A participação de Moçambique na IV Conferência Internacional das Nações Unidas sobre o Financiamento para o Desenvolvimento, de 30 de Junho a 3 de Julho em Sevilha, no Reino da Espanha, foi, certamente, o acontecimento mais marcante na semana prestes a terminar, tendo em conta os resultados esperados em termos de novos investimentos.
Trata-se de um encontro descrito como sendo a última tentativa dos líderes mundiais para resgatar a Agenda 2030 das Nações Unidas, que preconiza, em última instância, o bem-estar das pessoas e a defesa do Planeta Terra, num contexto em que a maioria da população continua a viver em condições extremamente precárias, muitas vezes sem acesso a alimentos.
A conferência, que juntou à mesa chefes de Estado e de Governo, representantes de instituições financeiras, académicos e sociedade civil, aconteceu numa altura em que a implementação dos Objectivos de Desenvolvimento Sustentável regista uma estagnação provocada devido à falta de financiamento motivada por vários factores, um dos quais, talvez o principal, é a sistemática redefinição de prioridades de alocação de fundos para atender a emergências pontuais provocadas por calamidades naturais, guerras geopolíticas ou pandemias, como aconteceu há uns anos aquando da eclosão da Covid-19.
Neste contexto, entendemos que a realização da conferência foi uma oportunidade ímpar para a delegação moçambicana, chefiada pelo Presidente da República, fazer passar a sua mensagem sobre a necessidade de construção de um mecanismo de cooperação internacional onde prevaleça justiça e igualdade de oportunidades de acesso ao financiamento não só pelos Estados como também pelo sector privado.
Nesta perspectiva, pode-se dizer também que Moçambique foi à Conferência de Sevilha não para lamentar, mas para dar o seu ponto de vista quanto aos caminhos que o mundo deve trilhar para acabar com a pobreza no mundo.
Se por um lado o objectivo da delegação moçambicana era reforçar o seu cometimento com o Compromisso de Sevilha, negociado durante dois anos e adoptado esta semana pelos Estados-membros e que preconiza, acima de tudo, o combate à pobreza, por outro tinha em vista aproveitar os corredores da conferência para a diplomacia económica. E acreditamos que estas intenções foram concretizadas.

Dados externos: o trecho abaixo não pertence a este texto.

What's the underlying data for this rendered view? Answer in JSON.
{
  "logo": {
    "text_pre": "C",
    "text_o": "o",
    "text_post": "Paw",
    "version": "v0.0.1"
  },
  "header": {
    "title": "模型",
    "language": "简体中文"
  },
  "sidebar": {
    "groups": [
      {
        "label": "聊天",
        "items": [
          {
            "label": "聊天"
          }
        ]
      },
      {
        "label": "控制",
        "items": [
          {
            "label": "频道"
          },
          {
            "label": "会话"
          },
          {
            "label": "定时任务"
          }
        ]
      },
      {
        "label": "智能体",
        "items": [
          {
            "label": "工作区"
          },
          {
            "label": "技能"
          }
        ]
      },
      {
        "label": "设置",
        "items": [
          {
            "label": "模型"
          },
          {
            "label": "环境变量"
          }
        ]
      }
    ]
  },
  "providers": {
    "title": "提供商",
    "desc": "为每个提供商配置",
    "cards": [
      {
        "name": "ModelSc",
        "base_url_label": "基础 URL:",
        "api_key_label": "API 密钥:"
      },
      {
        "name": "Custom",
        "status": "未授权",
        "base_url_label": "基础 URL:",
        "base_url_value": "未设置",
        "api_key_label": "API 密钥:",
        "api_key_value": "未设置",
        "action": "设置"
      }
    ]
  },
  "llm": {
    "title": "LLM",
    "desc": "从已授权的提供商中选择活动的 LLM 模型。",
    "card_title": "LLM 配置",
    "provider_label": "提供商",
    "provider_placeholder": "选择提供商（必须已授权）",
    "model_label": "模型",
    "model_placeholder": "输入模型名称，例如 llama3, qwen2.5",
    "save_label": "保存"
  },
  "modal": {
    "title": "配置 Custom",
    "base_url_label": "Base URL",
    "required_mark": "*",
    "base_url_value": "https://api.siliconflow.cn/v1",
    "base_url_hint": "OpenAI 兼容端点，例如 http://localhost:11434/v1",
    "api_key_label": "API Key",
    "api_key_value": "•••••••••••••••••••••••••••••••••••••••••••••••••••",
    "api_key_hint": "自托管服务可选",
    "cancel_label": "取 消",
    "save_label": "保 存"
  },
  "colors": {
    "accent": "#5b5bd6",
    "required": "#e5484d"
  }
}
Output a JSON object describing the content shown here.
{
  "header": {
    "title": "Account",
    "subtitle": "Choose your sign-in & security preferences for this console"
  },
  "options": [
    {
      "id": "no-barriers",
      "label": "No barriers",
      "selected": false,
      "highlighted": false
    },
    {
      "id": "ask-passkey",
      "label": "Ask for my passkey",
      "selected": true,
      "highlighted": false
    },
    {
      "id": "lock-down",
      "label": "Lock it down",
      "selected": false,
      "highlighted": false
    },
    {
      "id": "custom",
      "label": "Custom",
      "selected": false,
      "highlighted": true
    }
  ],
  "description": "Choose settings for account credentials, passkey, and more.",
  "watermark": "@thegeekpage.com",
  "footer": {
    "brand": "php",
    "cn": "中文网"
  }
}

Nesta perspectiva, o Chefe do Estado e a delegação que o acompanhou mantiveram vários encontros com líderes mundiais e instituições financeiras internacionais, mormente aquelas que tradicionalmente apoiam os programas de desenvolvimento em Moçambique.
Entre tais entidades destacam-se o Fundo Monetário Internacional, Banco Mundial, Banco Africano de Desenvolvimento (BAD) e Fundo Internacional para o Desenvolvimento Agrícola (FIDA), cujos gestores deram importantes sinais do seu interesse de manterem a parceria para o crescimento do nosso país.
Por estes e demais argumentos, podemos concluir que, em Sevilha, Moçambique conseguiu transmitir a sua opinião ao mundo em relação aos mecanismos de cooperação internacional para o desenvolvimento e reunir-se com os parceiros de desenvolvimento.
Todavia, quanto a nós, mais do que isso, o importante é dar continuidade aos contactos iniciados de modo a que as intenções anunciadas se traduzam, de facto, em projectos concretos em benefício de Moçambique e dos moçambicanos.